Article
The GOP's Higher Education Opportunity
Daily Caller
School is back in session on campuses across America, but the once carefree college experience marked by self-exploration and independence is coming with an increasingly burdensome price tag. Whether you are a senior facing grim job prospects and mounting student loan debt, or a freshman bracing for four more years of increasing tuition and textbook costs, higher education has placed a particular strain on the Millennial generation.
Since 1978, tuition at U.S. colleges has increased over 900 percent, which is 650 points higher than inflation. To put that number in perspective, the housing market (an asset bubble whose collapse played a significant role in the recent recession) only increased by 50 percent in the same time period. And it’s not as if things are getting better. The College Board reported that the average overall cost to attend an in-state public college for the 2012-2013 academic year rose 3.8 percent to a record $22,261.

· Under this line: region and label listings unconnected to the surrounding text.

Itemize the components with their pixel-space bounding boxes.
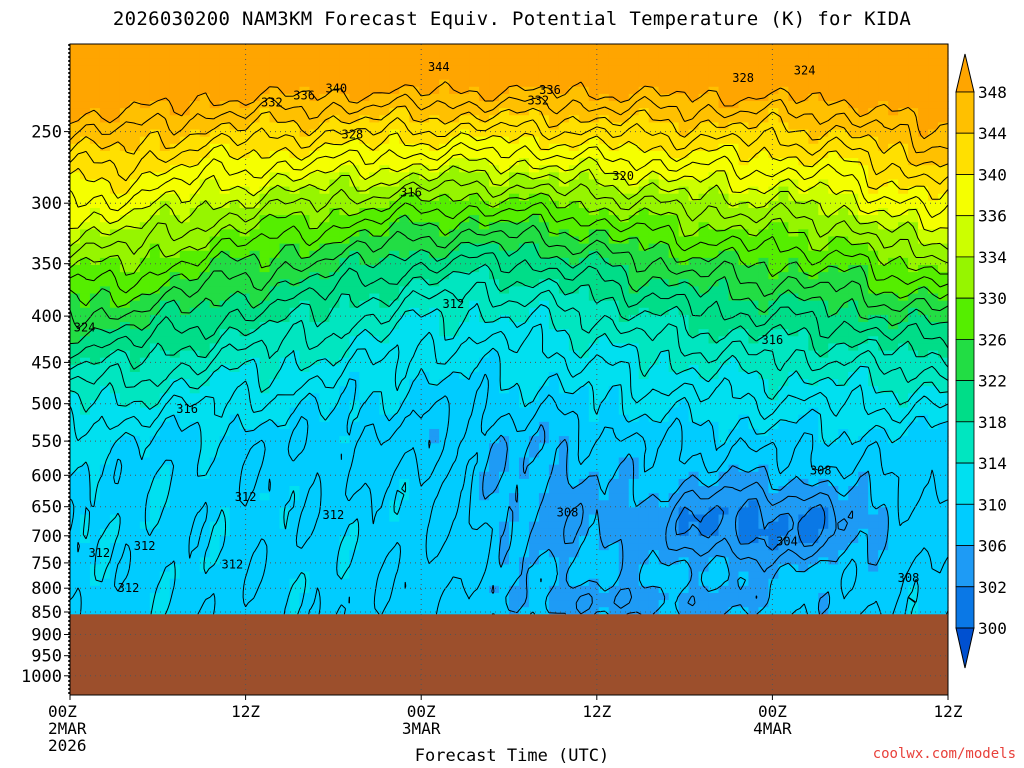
y-tick-label: 850 — [31, 603, 62, 623]
contour-label: 332 — [261, 95, 283, 109]
y-tick-label: 950 — [31, 647, 62, 667]
colorbar-label: 348 — [978, 83, 1007, 102]
contour-label: 312 — [443, 297, 465, 311]
colorbar-label: 330 — [978, 289, 1007, 308]
x-tick-label: 00Z — [48, 702, 77, 721]
x-tick-label: 2MAR — [48, 719, 87, 738]
y-tick-label: 500 — [31, 395, 62, 415]
colorbar-band — [955, 132, 975, 175]
contour-label: 308 — [810, 464, 832, 478]
colorbar-label: 334 — [978, 248, 1007, 267]
colorbar-band — [955, 91, 975, 134]
x-tick-label: 4MAR — [753, 719, 792, 738]
colorbar-label: 326 — [978, 330, 1007, 349]
y-tick-label: 650 — [31, 498, 62, 518]
colorbar-band — [955, 215, 975, 258]
y-axis: 250 300 350 400 450 500 550 600 650 700 750 800 850 9… — [21, 123, 70, 687]
y-tick-label: 600 — [31, 466, 62, 486]
y-tick-label: 550 — [31, 432, 62, 452]
x-tick-label: 2026 — [48, 736, 87, 755]
y-tick-label: 900 — [31, 626, 62, 646]
y-tick-label: 300 — [31, 194, 62, 214]
colorbar-bottom-arrow — [955, 627, 975, 669]
contour-label: 316 — [176, 402, 198, 416]
colorbar-label: 306 — [978, 537, 1007, 556]
colorbar-label: 310 — [978, 495, 1007, 514]
contour-label: 336 — [539, 83, 561, 97]
x-tick-label: 00Z — [758, 702, 787, 721]
x-tick-label: 12Z — [934, 702, 963, 721]
y-tick-label: 1000 — [21, 667, 62, 687]
colorbar-band — [955, 462, 975, 505]
colorbar-label: 322 — [978, 372, 1007, 391]
contour-label: 312 — [88, 546, 110, 560]
contour-label: 316 — [762, 333, 784, 347]
contour-lines — [69, 81, 949, 615]
colorbar-band — [955, 256, 975, 299]
colorbar: 348 344 340 336 334 330 326 322 318 314 310 306 302 3… — [955, 53, 1007, 669]
colorbar-band — [955, 503, 975, 546]
colorbar-label: 344 — [978, 124, 1007, 143]
y-tick-label: 450 — [31, 353, 62, 373]
x-tick-label: 12Z — [231, 702, 260, 721]
colorbar-label: 302 — [978, 578, 1007, 597]
colorbar-label: 318 — [978, 413, 1007, 432]
colorbar-label: 336 — [978, 207, 1007, 226]
contour-label: 312 — [134, 539, 156, 553]
y-tick-label: 250 — [31, 123, 62, 143]
chart-title: 2026030200 NAM3KM Forecast Equiv. Potent… — [112, 8, 912, 30]
contour-label: 328 — [732, 71, 754, 85]
contour-label: 340 — [325, 82, 347, 96]
contour-label: 344 — [428, 60, 450, 74]
ground-surface — [70, 614, 948, 695]
colorbar-label: 314 — [978, 454, 1007, 473]
plot-frame — [69, 43, 949, 696]
colorbar-band — [955, 380, 975, 423]
y-tick-label: 750 — [31, 554, 62, 574]
contour-label: 312 — [118, 581, 140, 595]
y-tick-label: 800 — [31, 579, 62, 599]
source-credit[interactable]: coolwx.com/models — [872, 746, 1016, 762]
x-tick-label: 00Z — [407, 702, 436, 721]
colorbar-band — [955, 586, 975, 629]
colorbar-band — [955, 297, 975, 340]
contour-label: 312 — [323, 508, 345, 522]
colorbar-band — [955, 545, 975, 588]
contour-label: 332 — [527, 94, 549, 108]
y-tick-label: 350 — [31, 255, 62, 275]
contour-label: 308 — [898, 571, 920, 585]
colorbar-label: 300 — [978, 619, 1007, 638]
x-axis-title: Forecast Time (UTC) — [414, 746, 610, 766]
x-tick-label: 3MAR — [402, 719, 441, 738]
contour-path — [69, 81, 949, 615]
contour-label: 304 — [776, 534, 798, 548]
contour-label: 336 — [293, 88, 315, 102]
x-tick-label: 12Z — [582, 702, 611, 721]
contour-label: 312 — [222, 558, 244, 572]
contour-label: 316 — [400, 186, 422, 200]
contour-label: 312 — [235, 490, 257, 504]
contour-label: 328 — [342, 128, 364, 142]
contour-label: 324 — [74, 321, 96, 335]
contour-label: 320 — [612, 169, 634, 183]
colorbar-band — [955, 421, 975, 464]
colorbar-top-arrow — [955, 53, 975, 93]
y-tick-label: 700 — [31, 527, 62, 547]
colorbar-band — [955, 174, 975, 217]
colorbar-label: 340 — [978, 166, 1007, 185]
colorbar-band — [955, 338, 975, 381]
contour-label: 324 — [794, 64, 816, 78]
contour-label: 308 — [557, 506, 579, 520]
y-tick-label: 400 — [31, 307, 62, 327]
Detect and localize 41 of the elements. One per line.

As costs for higher education have spiraled out of control, our generation has been forced to rely on student loans to meet rising tuition and living expenses. In fact, total student loan debt has grown by more than 56 percent in the last five years. In 2005, the average debt was $17,233, but by 2012 it increased to $27,253. It’s a sad indictment of the economy under President Obama that about four in 10 borrowers with federal loans are actively in repayment, while more than a fifth of borrowers are in default or forbearance. This isn’t an eating-Ramen-noodles-for-the-next-four-years kind of reality; this is the prospect of eating them for the rest of your life.
While difficulties certainly lie ahead for Millennials, we also have that same uniquely American capacity to hope and take risks as the generations that have come before us. In the College Republican National Committee’s recent research report about the youth vote, “Grand Old Party for a Brand New Generation,” we found that our peers respond best to a positive dialogue in which candidates and leaders present themselves as ‘problem-solvers,’ eager and willing to take on broken institutions. With skyrocketing costs fueled by an unconscionable reliance on student loan financing, higher education may be safely counted among those in need of repair.
Republicans who embrace innovative solutions can fill this void. Governor Rick Perry (R-TX), for example, has proposed that public colleges and universities in Texas should adopt plans for a $10,000 bachelor’s degree. Governors Bobby Jindal (R-LA) and Scott Walker (R-WI) have also led the way in proposing that funding for public education be based on other performance standards like graduation and employment rates, rather than simply by enrollment. Most recently, House Republicans took the lead in passing the “Bipartisan Student Loan Certainty Act of 2013,” which prevented interest rates on student loan borrowers from doubling and also extricated politics from the process by tying future interest rates to the market.